Digital solutions for SDoH
The alternative is to use digital solutions that mine data through analytics to inform and identify these risk factors. Analytics vendors leverage public data such as DMV reports, court records and census data, as well as third-party data such as consumer marketing, real estate data and credit information. These vendors run a minimal set of patient information through their analytics engine to return stressor scores and information, evaluating patient risk in areas such as:
- Health literacy: The risk that someone will not be able to comprehend topics or discussions related to their medical condition, risks or care plan
- Food access: The risk that someone will not be able to feasibly travel to and afford a grocery store that has healthy fruits and vegetables
- Transportation: The risk that someone will not be able to make an appointment or receive medical services in a nonremote locale because travel was not feasible
- Home stability: The likelihood someone has been evicted or is under financial threat of eviction or foreclosure due to costs of housing
- Financial stability: The risk that someone will not be able to afford medical bills or other expenses related to health maintenance
As patient information is run against data from thousands of contributing indicators, healthcare providers can gain insights into their entire patient population, leveraging well-defined algorithms that are free of any biases introduced by survey data.
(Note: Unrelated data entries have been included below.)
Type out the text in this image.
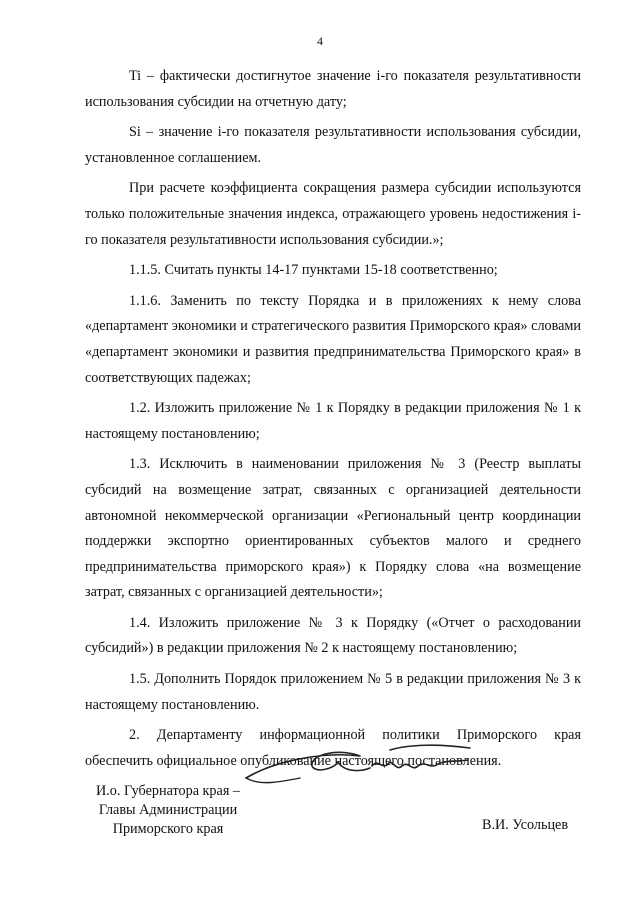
4

Ti – фактически достигнутое значение i-го показателя результативности использования субсидии на отчетную дату;

Si – значение i-го показателя результативности использования субсидии, установленное соглашением.

При расчете коэффициента сокращения размера субсидии используются только положительные значения индекса, отражающего уровень недостижения i-го показателя результативности использования субсидии.»;

1.1.5. Считать пункты 14-17 пунктами 15-18 соответственно;

1.1.6. Заменить по тексту Порядка и в приложениях к нему слова «департамент экономики и стратегического развития Приморского края» словами «департамент экономики и развития предпринимательства Приморского края» в соответствующих падежах;

1.2. Изложить приложение № 1 к Порядку в редакции приложения № 1 к настоящему постановлению;

1.3. Исключить в наименовании приложения № 3 (Реестр выплаты субсидий на возмещение затрат, связанных с организацией деятельности автономной некоммерческой организации «Региональный центр координации поддержки экспортно ориентированных субъектов малого и среднего предпринимательства приморского края») к Порядку слова «на возмещение затрат, связанных с организацией деятельности»;

1.4. Изложить приложение № 3 к Порядку («Отчет о расходовании субсидий») в редакции приложения № 2 к настоящему постановлению;

1.5. Дополнить Порядок приложением № 5 в редакции приложения № 3 к настоящему постановлению.

2. Департаменту информационной политики Приморского края обеспечить официальное опубликование настоящего постановления.

И.о. Губернатора края –
Главы Администрации
Приморского края	В.И. Усольцев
Stressor scores inform providers about at-risk patients in their population, allowing the care team to take preventive action, resulting in better health outcomes. If a patient has high transportation stress and high financial stress, the individual is more likely to be a no-show at post-discharge appointments. If a patient has high food access stress and high health literacy stress, the individual is less likely to have a consistent and nutritious diet. By identifying patients at high risk of readmission or chronic disease, the care team can more closely monitor these patients and take action when needed to prevent and manage disease and illness.
Looking at healthcare differently
We cannot continue to deliver care in the same manner that we always have. We have to look at healthcare differently. Identification of patients that have socioeconomic risk factors is half of the battle in ensuring patients’ needs are addressed. SDoH information needs to be made available to all members of the care team—the patient’s physician, care manager, social worker and pharmacist. Further, the care team must be able to act in response to the patient’s needs through a unified plan of care that is influenced by social determinants. Many organizations are reaching out to the community to meet patients where they are: Providing mobile clinics, mobile labs, mobile pharmacies and guidance on housing services. As socioeconomic factors make up 50% of a patient’s overall health, identifying at-risk patients, understanding their needs and putting the right programs in place are crucial to improving patient health, reducing overall healthcare costs and cultivating communities. By understanding social determinants, we can improve healthcare for all of us.